While western anti-revisionists tip toed around directly criticizing Stalin's USSR; Ghosh openly stated that the aims of the international revolution were not always aligned with USSR foreign policy

As the Trotskyites have distorted the implication of the Soviet foreign policy and the important role of the Soviet Union in accelerating the international proletarian revolutionary movement, so also the different communist parties affiliated to the Third International of the past and the Cominform at present, have committed grave errors by taking a commonplace and simplified view of the Soviet foreign policy which is basically consistent with Leninism. And because of this, they have failed to comprehend the objective contradiction that exists between the Soviet foreign policy and the task of revolution in different countries. These parties are confusing the question of Soviet foreign policy with the question of revolution in different countries and, as a result, in the face of newer and newer complexities and problems, they are continually committing one mistake after another.

We would appeal to all communists, of the world, especially to those in India who are known as communists, to take this criticism of ours as a piece of self-criticism and not as a criticism by opponents. What we are trying to particularly pinpoint before the communists is that sheer blind faith in the Soviet or Cominform leadership will only weaken it. We have at our disposal the store-house of the experiences of the world proletarian revolutionary movement, we possess the Marxian science of dialectics — these provide us with the means by which we must test the leadership — be it the Soviet or the Cominform. It must not be forgotten for a moment that the individual initiatives of each and every communist party form the rock-bottom foundation of dynamism and effectiveness of international communist organizations. The practice of lending continuous blind support to the leadership, with eyes shut, makes it impossible to have an objective appraisal of the world situation and adopt a correct programme. The history of the disrupters like Tito and others proves to the hilt our analysis that the process of thinking and the process of movement in the international communist movement have not been free from error.
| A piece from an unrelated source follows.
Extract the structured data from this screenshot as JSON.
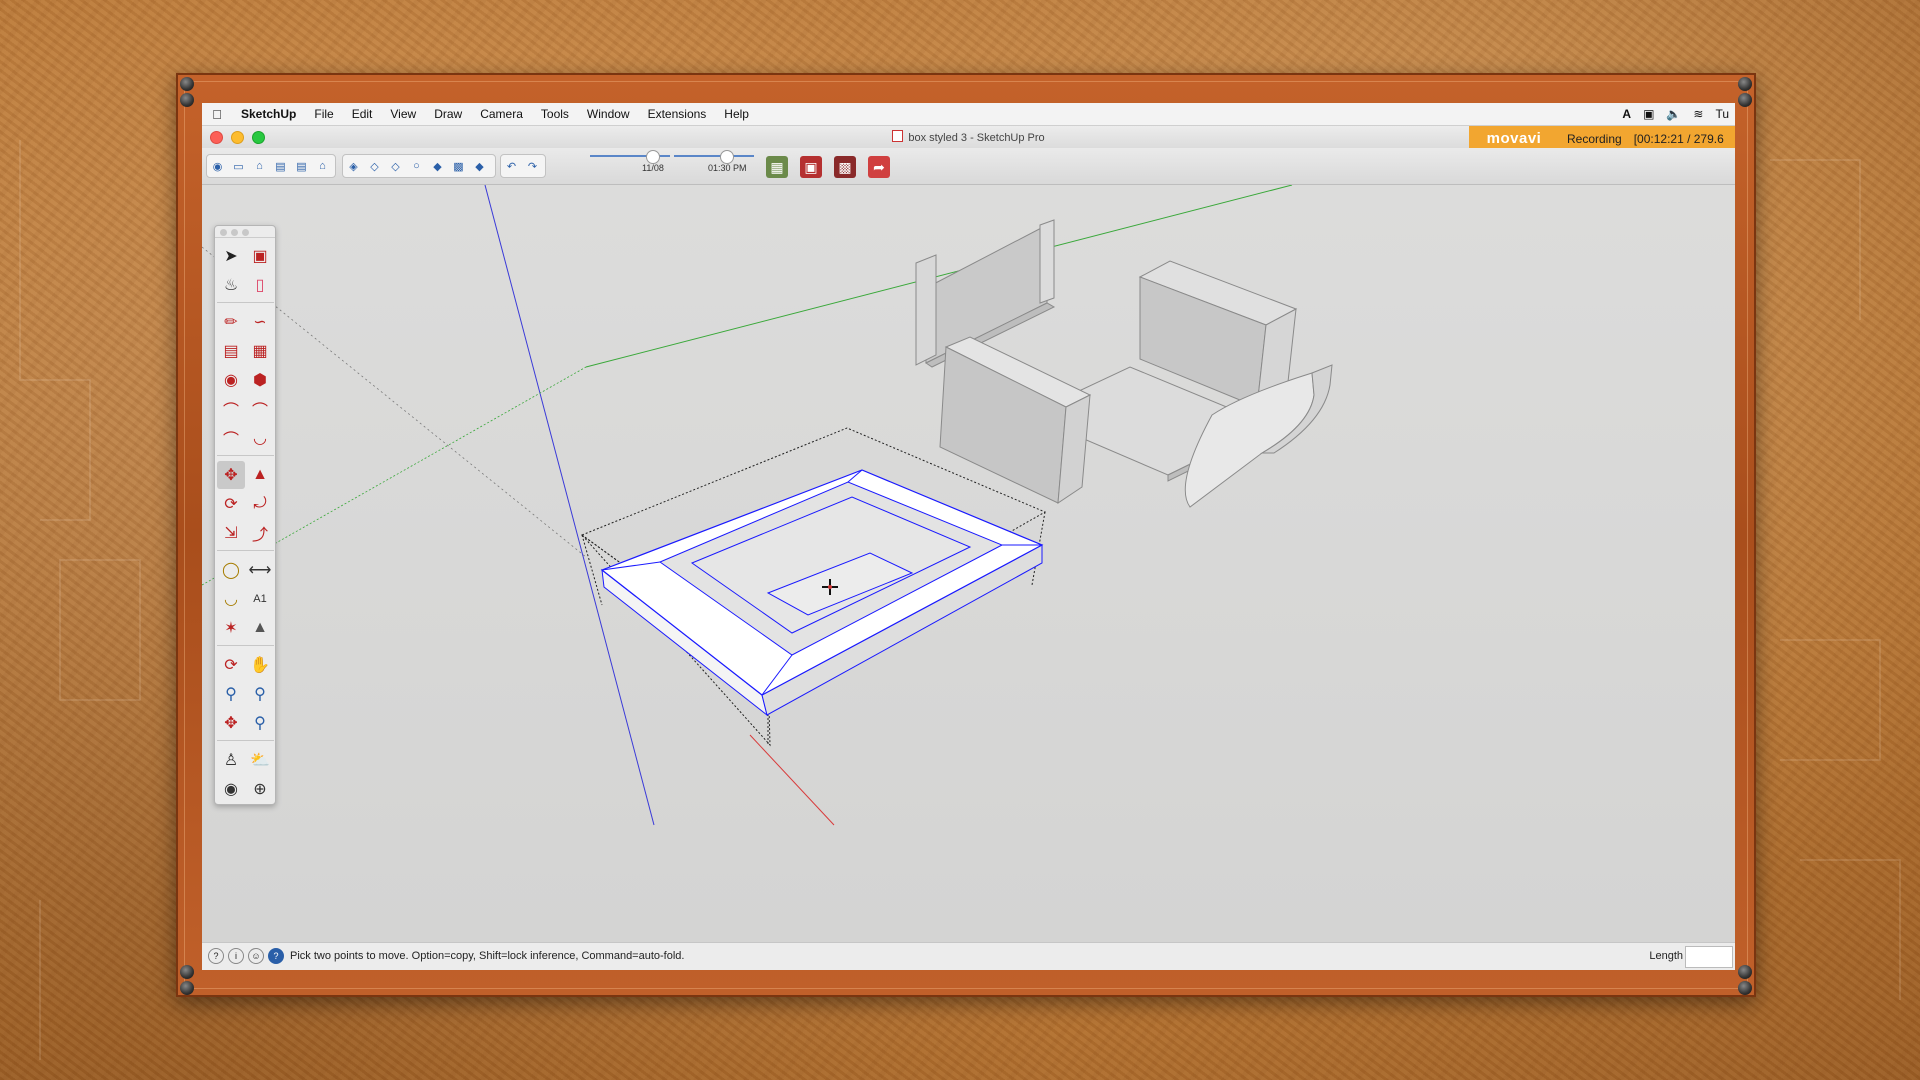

Any attempt to cover up this truth is nothing short of self-deception and the movement must have to bear largely the responsibility for the present confusion and crisis. So, it is incumbent on every communist worker to judge dispassionately and to be conscious of the past history, present trend and tendencies and future course of communist movement. Disruption in the communist movement has not died out with the burial of Trotskyism ; if sufficient vigil is not constantly exercised, newer rifts in the communist camp cannot, in the context of the present extremely complex political situation, be ruled out.